Иногда я от этого бешусь, иногда думаю высокопарно: «Я не смогу обмануть такую веру».
На самом же деле, на самом… Я еще не знаю, что на самом. У меня поступил в институт сын, моему ликованию не было предела – так я боялась и ненавидела саму мысль об армии. Мне очень хочется написать эссе «Я и армия». Это не шутка – на самом деле. В моей искони, издревле штатской со всех сторон семье было одно странное, не подчеркиваемое, чаще даже скрываемое свойство – мы все плохо относились к военным. И к воинству как таковому. В нашей семье мужчины служили строго по необходимости (на войне, например), а женщинам в голову бы не пришло бросать при виде коменданта головной платок. Более того: сколько себя помню – я всегда боялась военных, а если еще с оружием – то бежала с таким ужасом, какой бывает только во сне.
Поэтому я так нервничала в год поступления сына в институт, хотя ни про какую дедовщину тогда еще и слыхом не слыхивали.
Крепкий настой застоя. Максимальная концентрация. Божественная пофигень.
Я постукиваю лодочкой под столом, я сочувствую едущим в троллейбусе и электричке. На своих легких ногах я перехожу эстакаду, мне откроет дверь моя курносенькая и глазастая дочь, я шлепну ее по спине, чтоб не сутулилась, дура, мы вместе выгребем сумки, радуясь докторской колбасе и бело-розовому зефиру, мы раскромсаем колбасу на толстые куски и будем радостно чавкать под катушечное шипение магнитофона.

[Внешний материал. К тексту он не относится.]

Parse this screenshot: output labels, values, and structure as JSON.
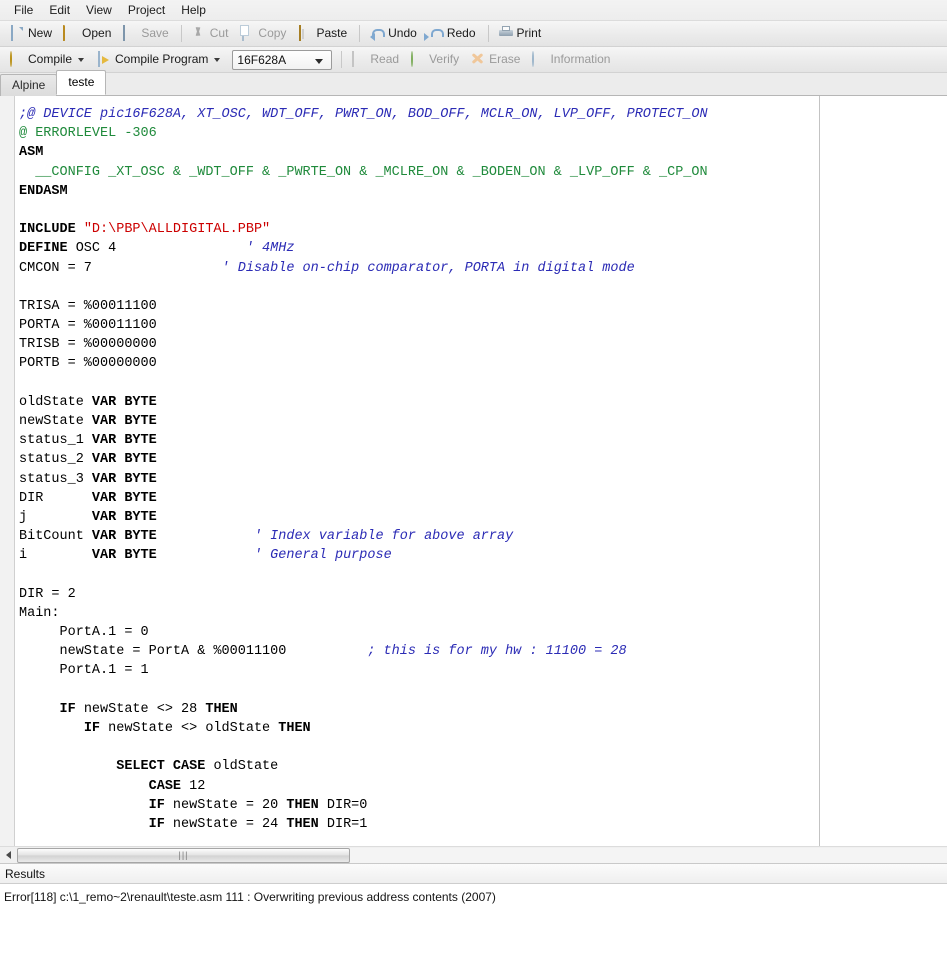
{
  "menubar": {
    "items": [
      {
        "label": "File"
      },
      {
        "label": "Edit"
      },
      {
        "label": "View"
      },
      {
        "label": "Project"
      },
      {
        "label": "Help"
      }
    ]
  },
  "toolbar_main": {
    "buttons": [
      {
        "label": "New",
        "icon": "new-document-icon",
        "enabled": true
      },
      {
        "label": "Open",
        "icon": "open-folder-icon",
        "enabled": true
      },
      {
        "label": "Save",
        "icon": "save-disk-icon",
        "enabled": false
      },
      {
        "label": "Cut",
        "icon": "scissors-icon",
        "enabled": false
      },
      {
        "label": "Copy",
        "icon": "copy-icon",
        "enabled": false
      },
      {
        "label": "Paste",
        "icon": "clipboard-icon",
        "enabled": true
      },
      {
        "label": "Undo",
        "icon": "undo-arrow-icon",
        "enabled": true
      },
      {
        "label": "Redo",
        "icon": "redo-arrow-icon",
        "enabled": true
      },
      {
        "label": "Print",
        "icon": "printer-icon",
        "enabled": true
      }
    ]
  },
  "toolbar_compile": {
    "compile_label": "Compile",
    "compile_icon": "gear-compile-icon",
    "compile_program_label": "Compile Program",
    "compile_program_icon": "compile-program-icon",
    "device_selected": "16F628A",
    "device_options": [
      "16F628A"
    ],
    "read_label": "Read",
    "read_icon": "read-chip-icon",
    "verify_label": "Verify",
    "verify_icon": "verify-check-icon",
    "erase_label": "Erase",
    "erase_icon": "erase-icon",
    "information_label": "Information",
    "information_icon": "information-icon"
  },
  "tabs": [
    {
      "label": "Alpine",
      "active": false
    },
    {
      "label": "teste",
      "active": true
    }
  ],
  "editor": {
    "lines": [
      [
        {
          "t": ";@ DEVICE pic16F628A, XT_OSC, WDT_OFF, PWRT_ON, BOD_OFF, MCLR_ON, LVP_OFF, PROTECT_ON",
          "c": "cmt"
        }
      ],
      [
        {
          "t": "@ ERRORLEVEL -306",
          "c": "grn"
        }
      ],
      [
        {
          "t": "ASM",
          "c": "kw"
        }
      ],
      [
        {
          "t": "  __CONFIG _XT_OSC & _WDT_OFF & _PWRTE_ON & _MCLRE_ON & _BODEN_ON & _LVP_OFF & _CP_ON",
          "c": "grn"
        }
      ],
      [
        {
          "t": "ENDASM",
          "c": "kw"
        }
      ],
      [
        {
          "t": "",
          "c": "pln"
        }
      ],
      [
        {
          "t": "INCLUDE ",
          "c": "kw"
        },
        {
          "t": "\"D:\\PBP\\ALLDIGITAL.PBP\"",
          "c": "str"
        }
      ],
      [
        {
          "t": "DEFINE",
          "c": "kw"
        },
        {
          "t": " OSC 4                ",
          "c": "pln"
        },
        {
          "t": "' 4MHz",
          "c": "cmt"
        }
      ],
      [
        {
          "t": "CMCON = 7                ",
          "c": "pln"
        },
        {
          "t": "' Disable on-chip comparator, PORTA in digital mode",
          "c": "cmt"
        }
      ],
      [
        {
          "t": "",
          "c": "pln"
        }
      ],
      [
        {
          "t": "TRISA = %00011100",
          "c": "pln"
        }
      ],
      [
        {
          "t": "PORTA = %00011100",
          "c": "pln"
        }
      ],
      [
        {
          "t": "TRISB = %00000000",
          "c": "pln"
        }
      ],
      [
        {
          "t": "PORTB = %00000000",
          "c": "pln"
        }
      ],
      [
        {
          "t": "",
          "c": "pln"
        }
      ],
      [
        {
          "t": "oldState ",
          "c": "pln"
        },
        {
          "t": "VAR BYTE",
          "c": "kw"
        }
      ],
      [
        {
          "t": "newState ",
          "c": "pln"
        },
        {
          "t": "VAR BYTE",
          "c": "kw"
        }
      ],
      [
        {
          "t": "status_1 ",
          "c": "pln"
        },
        {
          "t": "VAR BYTE",
          "c": "kw"
        }
      ],
      [
        {
          "t": "status_2 ",
          "c": "pln"
        },
        {
          "t": "VAR BYTE",
          "c": "kw"
        }
      ],
      [
        {
          "t": "status_3 ",
          "c": "pln"
        },
        {
          "t": "VAR BYTE",
          "c": "kw"
        }
      ],
      [
        {
          "t": "DIR      ",
          "c": "pln"
        },
        {
          "t": "VAR BYTE",
          "c": "kw"
        }
      ],
      [
        {
          "t": "j        ",
          "c": "pln"
        },
        {
          "t": "VAR BYTE",
          "c": "kw"
        }
      ],
      [
        {
          "t": "BitCount ",
          "c": "pln"
        },
        {
          "t": "VAR BYTE",
          "c": "kw"
        },
        {
          "t": "            ",
          "c": "pln"
        },
        {
          "t": "' Index variable for above array",
          "c": "cmt"
        }
      ],
      [
        {
          "t": "i        ",
          "c": "pln"
        },
        {
          "t": "VAR BYTE",
          "c": "kw"
        },
        {
          "t": "            ",
          "c": "pln"
        },
        {
          "t": "' General purpose",
          "c": "cmt"
        }
      ],
      [
        {
          "t": "",
          "c": "pln"
        }
      ],
      [
        {
          "t": "DIR = 2",
          "c": "pln"
        }
      ],
      [
        {
          "t": "Main:",
          "c": "pln"
        }
      ],
      [
        {
          "t": "     PortA.1 = 0",
          "c": "pln"
        }
      ],
      [
        {
          "t": "     newState = PortA & %00011100          ",
          "c": "pln"
        },
        {
          "t": "; this is for my hw : 11100 = 28",
          "c": "cmt"
        }
      ],
      [
        {
          "t": "     PortA.1 = 1",
          "c": "pln"
        }
      ],
      [
        {
          "t": "",
          "c": "pln"
        }
      ],
      [
        {
          "t": "     ",
          "c": "pln"
        },
        {
          "t": "IF",
          "c": "kw"
        },
        {
          "t": " newState <> 28 ",
          "c": "pln"
        },
        {
          "t": "THEN",
          "c": "kw"
        }
      ],
      [
        {
          "t": "        ",
          "c": "pln"
        },
        {
          "t": "IF",
          "c": "kw"
        },
        {
          "t": " newState <> oldState ",
          "c": "pln"
        },
        {
          "t": "THEN",
          "c": "kw"
        }
      ],
      [
        {
          "t": "",
          "c": "pln"
        }
      ],
      [
        {
          "t": "            ",
          "c": "pln"
        },
        {
          "t": "SELECT CASE",
          "c": "kw"
        },
        {
          "t": " oldState",
          "c": "pln"
        }
      ],
      [
        {
          "t": "                ",
          "c": "pln"
        },
        {
          "t": "CASE",
          "c": "kw"
        },
        {
          "t": " 12",
          "c": "pln"
        }
      ],
      [
        {
          "t": "                ",
          "c": "pln"
        },
        {
          "t": "IF",
          "c": "kw"
        },
        {
          "t": " newState = 20 ",
          "c": "pln"
        },
        {
          "t": "THEN",
          "c": "kw"
        },
        {
          "t": " DIR=0",
          "c": "pln"
        }
      ],
      [
        {
          "t": "                ",
          "c": "pln"
        },
        {
          "t": "IF",
          "c": "kw"
        },
        {
          "t": " newState = 24 ",
          "c": "pln"
        },
        {
          "t": "THEN",
          "c": "kw"
        },
        {
          "t": " DIR=1",
          "c": "pln"
        }
      ]
    ]
  },
  "hscrollbar": {
    "left_arrow_icon": "triangle-left-icon",
    "grip_glyph": "|||"
  },
  "results": {
    "header": "Results",
    "messages": [
      "Error[118] c:\\1_remo~2\\renault\\teste.asm 111 : Overwriting previous address contents (2007)"
    ]
  },
  "colors": {
    "comment": "#2b2bb5",
    "string": "#cc0000",
    "directive": "#1f8a3b",
    "keyword": "#000000",
    "editor_bg": "#ffffff",
    "chrome_bg": "#ececec"
  }
}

– Письмо от бабули, – сказала дочка.
В письме была потрясающая новость. Мая и Володя, оказывается, тоже живут в Москве. К ним переехала и Маниониха. В этом месте письма буквы у мамы слегка запрыгали и разбежались друг от друга, что показывало мамину обиду: получается, что Маниониху ее дочь любила больше, хотя та так и не удосужилась за всю жизнь прочитать Шеллера-Михайлова…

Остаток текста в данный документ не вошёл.